Rodrolo iba conduciendo por Madrid como solía. Sin intermitentes en el cambio de carril, asiento muy separado del volante, respaldo demasiado inclinado hacia atrás. De esa forma y con su estatura, no era extraño ver gente sobresaltada en las aceras al ver un coche en plena efervescencia de embrujo de tan autónomo que parecía. A la altura de la Estación de Chamartín vio un vehículo estacionado en el arcén, las luces de emergencia palpitando y el conductor lamentándose. Rodrolo tenía una acusada inclinación hacia el buensamaritanismo, inexistente acepción con la que, si el lector me permite, definiré su espíritu de vocación hacia el prójimo.
El acento del hombrecillo, forzado o no, le delataba como italiano. Vestía con traje de raya diplomática, camisa blanca y zapatos brillantes. Un pincel, en definitiva, que contrastaba con la brocha gorda que invariablemente era Rodrolo: pantalón de chándal, sudadera y zapatillas de deporte, que así iba cómodo a cualquier parte, ya fuera a trabajar, a fiestear o a reunirse con el mismísimo sultán de Brunei. El italiano le contó que era representante de una conocida marca de moda, el coche se le había averiado, que necesitaba llegar al aeropuerto enseguida porque volaba a Milán, que llegaba tarde y no tenía dinero. Y que por ser Rodrolo quien era, le ofrecía unas cazadoras de cuero que, fíjese, no puedo facturar y se las dejo a precio de saldo. Doscientos cincuenta euros por tres cazadoras de factura, en apariencia, impecable, de piel italiana de primera, rematadas con la precisión que sólo un diseñador de renombre puede lograr. Rodrolo, siguiendo su costumbre, apenas preguntó, agarró las prendas al vuelo después de abonar la cantidad (¿llevabas esa pasta en el bolsillo del chándal?) y salió convenciéndose a sí mismo de que había hecho un gran negocio.
– Parece mentira que seas todo un ingeniero de telecomunicaciones, todo un jefe de ingeniería, y seas tan tonto–, le dije cuando le vi en su casa unos días después.
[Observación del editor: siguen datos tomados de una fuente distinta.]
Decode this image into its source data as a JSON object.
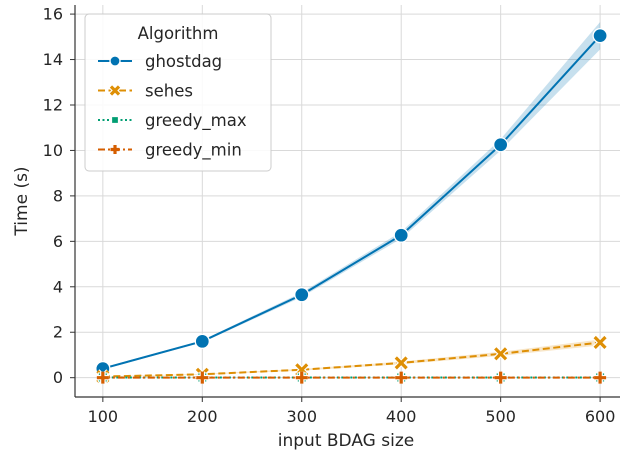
{
  "chart_data": {
    "type": "line",
    "xlabel": "input BDAG size",
    "ylabel": "Time (s)",
    "x": [
      100,
      200,
      300,
      400,
      500,
      600
    ],
    "xlim": [
      72,
      620
    ],
    "ylim": [
      -0.85,
      16.4
    ],
    "xticks": [
      100,
      200,
      300,
      400,
      500,
      600
    ],
    "yticks": [
      0,
      2,
      4,
      6,
      8,
      10,
      12,
      14,
      16
    ],
    "grid": true,
    "legend": {
      "title": "Algorithm",
      "placement": "top-left"
    },
    "series": [
      {
        "name": "ghostdag",
        "values": [
          0.4,
          1.6,
          3.65,
          6.27,
          10.25,
          15.05
        ],
        "ci_low": [
          0.36,
          1.55,
          3.55,
          6.12,
          10.0,
          14.45
        ],
        "ci_high": [
          0.44,
          1.65,
          3.75,
          6.42,
          10.5,
          15.65
        ],
        "color": "#0173b2",
        "dash": "solid",
        "marker": "circle"
      },
      {
        "name": "sehes",
        "values": [
          0.05,
          0.15,
          0.35,
          0.65,
          1.05,
          1.55
        ],
        "ci_low": [
          0.04,
          0.13,
          0.31,
          0.59,
          0.96,
          1.42
        ],
        "ci_high": [
          0.06,
          0.17,
          0.39,
          0.71,
          1.14,
          1.68
        ],
        "color": "#de8f05",
        "dash": "dashed",
        "marker": "x"
      },
      {
        "name": "greedy_max",
        "values": [
          0.01,
          0.01,
          0.01,
          0.01,
          0.01,
          0.01
        ],
        "color": "#029e73",
        "dash": "dotted",
        "marker": "square"
      },
      {
        "name": "greedy_min",
        "values": [
          0.0,
          0.0,
          0.0,
          0.0,
          0.0,
          0.0
        ],
        "color": "#d55e00",
        "dash": "dashdot",
        "marker": "plus"
      }
    ]
  }
}
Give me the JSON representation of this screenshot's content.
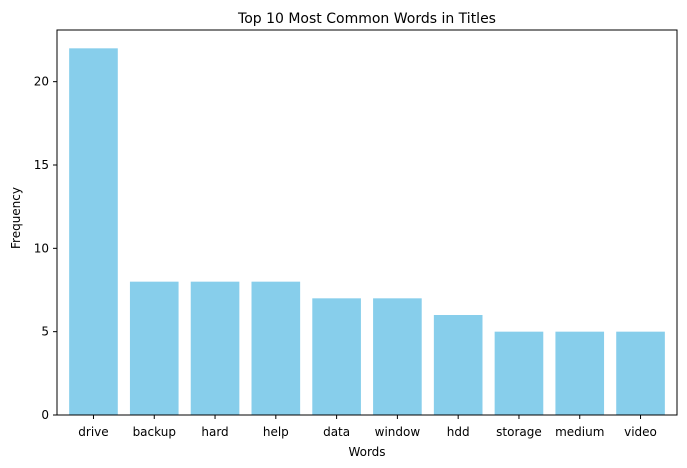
{
  "chart_data": {
    "type": "bar",
    "title": "Top 10 Most Common Words in Titles",
    "xlabel": "Words",
    "ylabel": "Frequency",
    "categories": [
      "drive",
      "backup",
      "hard",
      "help",
      "data",
      "window",
      "hdd",
      "storage",
      "medium",
      "video"
    ],
    "values": [
      22,
      8,
      8,
      8,
      7,
      7,
      6,
      5,
      5,
      5
    ],
    "ylim": [
      0,
      23.1
    ],
    "yticks": [
      0,
      5,
      10,
      15,
      20
    ],
    "bar_color": "#87ceeb",
    "grid": false,
    "legend": "none"
  }
}
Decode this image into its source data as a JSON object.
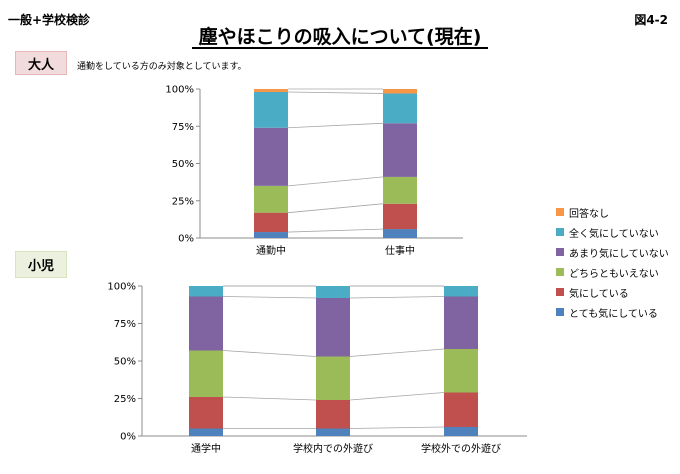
{
  "header": {
    "left_label": "一般+学校検診",
    "right_label": "図4-2"
  },
  "title": "塵やほこりの吸入について(現在)",
  "sections": {
    "adult": {
      "label": "大人",
      "note": "通勤をしている方のみ対象としています。"
    },
    "child": {
      "label": "小児"
    }
  },
  "colors": [
    "#4f81bd",
    "#c0504d",
    "#9bbb59",
    "#8064a2",
    "#4bacc6",
    "#f79646"
  ],
  "legend": [
    "回答なし",
    "全く気にしていない",
    "あまり気にしていない",
    "どちらともいえない",
    "気にしている",
    "とても気にしている"
  ],
  "chart_data": [
    {
      "type": "bar",
      "stacked": true,
      "percent": true,
      "categories": [
        "通勤中",
        "仕事中"
      ],
      "ylim": [
        0,
        100
      ],
      "yticks": [
        "0%",
        "25%",
        "50%",
        "75%",
        "100%"
      ],
      "series": [
        {
          "name": "とても気にしている",
          "values": [
            4,
            6
          ]
        },
        {
          "name": "気にしている",
          "values": [
            13,
            17
          ]
        },
        {
          "name": "どちらともいえない",
          "values": [
            18,
            18
          ]
        },
        {
          "name": "あまり気にしていない",
          "values": [
            39,
            36
          ]
        },
        {
          "name": "全く気にしていない",
          "values": [
            24,
            20
          ]
        },
        {
          "name": "回答なし",
          "values": [
            2,
            3
          ]
        }
      ]
    },
    {
      "type": "bar",
      "stacked": true,
      "percent": true,
      "categories": [
        "通学中",
        "学校内での外遊び",
        "学校外での外遊び"
      ],
      "ylim": [
        0,
        100
      ],
      "yticks": [
        "0%",
        "25%",
        "50%",
        "75%",
        "100%"
      ],
      "series": [
        {
          "name": "とても気にしている",
          "values": [
            5,
            5,
            6
          ]
        },
        {
          "name": "気にしている",
          "values": [
            21,
            19,
            23
          ]
        },
        {
          "name": "どちらともいえない",
          "values": [
            31,
            29,
            29
          ]
        },
        {
          "name": "あまり気にしていない",
          "values": [
            36,
            39,
            35
          ]
        },
        {
          "name": "全く気にしていない",
          "values": [
            7,
            8,
            7
          ]
        },
        {
          "name": "回答なし",
          "values": [
            0,
            0,
            0
          ]
        }
      ]
    }
  ]
}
– Que no, que son buenas. Si se nota cuando las tocas.
–Sí, claro, se nota. Donde esté el plástico que se quite la piel. Y no hay más que ver la etiqueta. Joder Rodrolo, mira, pone Anamani.
- Será la hermana del italiano,- se carcajeó.
- Eres gilipollas.
Rodrolo siempre encajaba los golpes con mandíbula batiente. Podías estar llamándole la cosa más fea del mundo que te devolvería una sonrisa y un encogimiento de hombros.
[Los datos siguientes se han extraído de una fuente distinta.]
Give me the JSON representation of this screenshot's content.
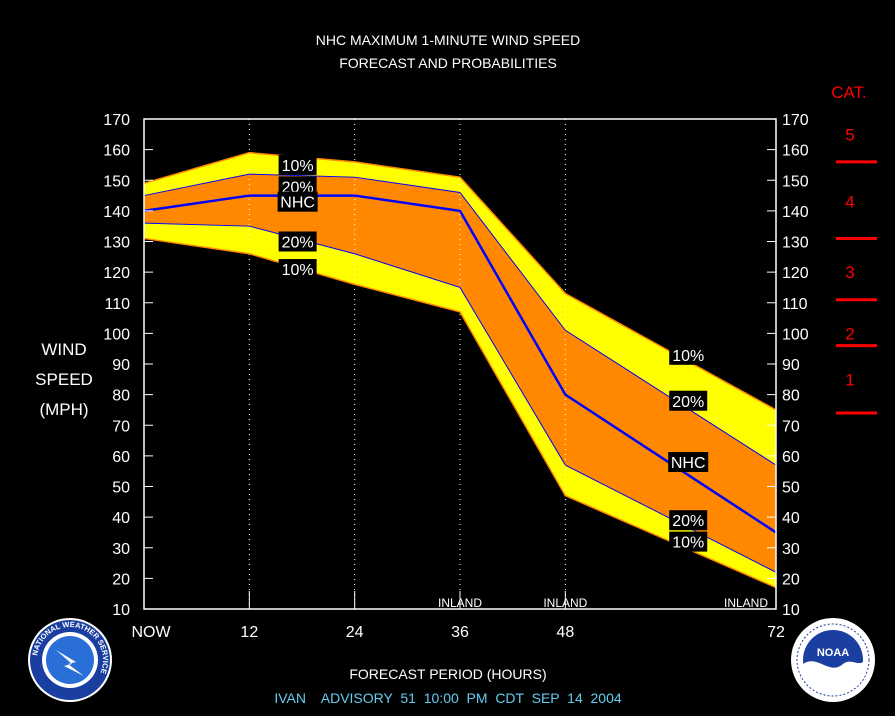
{
  "chart_data": {
    "type": "area",
    "title": "NHC MAXIMUM 1-MINUTE WIND SPEED",
    "subtitle": "FORECAST AND PROBABILITIES",
    "ylabel": [
      "WIND",
      "SPEED",
      "(MPH)"
    ],
    "xlabel": "FORECAST PERIOD (HOURS)",
    "footer": "IVAN    ADVISORY  51  10:00  PM  CDT  SEP  14  2004",
    "ylim": [
      10,
      170
    ],
    "xlim": [
      0,
      72
    ],
    "x_ticks": [
      {
        "x": 0,
        "label": "NOW"
      },
      {
        "x": 12,
        "label": "12"
      },
      {
        "x": 24,
        "label": "24"
      },
      {
        "x": 36,
        "label": "36"
      },
      {
        "x": 48,
        "label": "48"
      },
      {
        "x": 72,
        "label": "72"
      }
    ],
    "y_ticks": [
      10,
      20,
      30,
      40,
      50,
      60,
      70,
      80,
      90,
      100,
      110,
      120,
      130,
      140,
      150,
      160,
      170
    ],
    "inland_markers": [
      {
        "x": 36,
        "label": "INLAND"
      },
      {
        "x": 48,
        "label": "INLAND"
      },
      {
        "x": 72,
        "label": "INLAND"
      }
    ],
    "x": [
      0,
      12,
      24,
      36,
      48,
      72
    ],
    "series": [
      {
        "name": "10%",
        "kind": "upper",
        "values": [
          149,
          159,
          156,
          151,
          113,
          75
        ]
      },
      {
        "name": "20%",
        "kind": "upper",
        "values": [
          145,
          152,
          151,
          146,
          101,
          57
        ]
      },
      {
        "name": "NHC",
        "kind": "forecast",
        "values": [
          140,
          145,
          145,
          140,
          80,
          35
        ]
      },
      {
        "name": "20%",
        "kind": "lower",
        "values": [
          136,
          135,
          126,
          115,
          57,
          22
        ]
      },
      {
        "name": "10%",
        "kind": "lower",
        "values": [
          131,
          126,
          116,
          107,
          47,
          17
        ]
      }
    ],
    "series_labels": [
      {
        "text": "10%",
        "x": 17.5,
        "y": 155
      },
      {
        "text": "20%",
        "x": 17.5,
        "y": 148
      },
      {
        "text": "NHC",
        "x": 17.5,
        "y": 143
      },
      {
        "text": "20%",
        "x": 17.5,
        "y": 130
      },
      {
        "text": "10%",
        "x": 17.5,
        "y": 121
      },
      {
        "text": "10%",
        "x": 62,
        "y": 93
      },
      {
        "text": "20%",
        "x": 62,
        "y": 78
      },
      {
        "text": "NHC",
        "x": 62,
        "y": 58
      },
      {
        "text": "20%",
        "x": 62,
        "y": 39
      },
      {
        "text": "10%",
        "x": 62,
        "y": 32
      }
    ],
    "category_title": "CAT.",
    "categories": [
      {
        "label": "5",
        "y": 165
      },
      {
        "label": "4",
        "y": 143
      },
      {
        "label": "3",
        "y": 120
      },
      {
        "label": "2",
        "y": 100
      },
      {
        "label": "1",
        "y": 85
      }
    ],
    "category_bounds": [
      156,
      131,
      111,
      96,
      74
    ],
    "colors": {
      "band10": "#ffff00",
      "band20": "#ff8800",
      "forecast": "#0000ff",
      "edge10": "#ff8800",
      "edge20": "#0000ff",
      "category": "#ff0000",
      "footer": "#66ccee",
      "frame": "#ffffff"
    }
  },
  "logos": {
    "nws": "NATIONAL WEATHER SERVICE",
    "noaa": "NOAA"
  }
}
– ¿Pero molan o no molan? –dijo señalando las prendas colocadas sobre su cama deshecha, tan desordenada como el resto de su casa.
– Hombre, doscientos cincuenta euros por auténtico plástico italiano es una ganga, no lo dudes. Vamos, que si fueran de mi talla no saldría sin ellas, una encima de la otra, por si alguien pudiera entrar en casa y las robara cuando yo no estuviera.
Si de algo sirvió el incidente fue para que Rodrolo entrara de lleno en el mundo de la moda, eso sí, por la puerta de atrás, la de plástico. Todos sus amigos se alegraron sobremanera el sábado siguiente cuando le vieron aparecer enfundado en una de las chaquetas Anamani y no en el chándal de estar por casa al que les tenía acostumbrados. Se congratularon porque, a partir de ese momento, no se quedarían fuera de los garitos, avergonzados, porque la oveja negra del rebaño no vistiera de manera adecuada para entrar en según qué sitios. No recuerdo cuánto le duró la fiebre del bienvestir, lo cierto es que el plástico italiano, y no es por nada, le daba un glamour que jamás había tenido.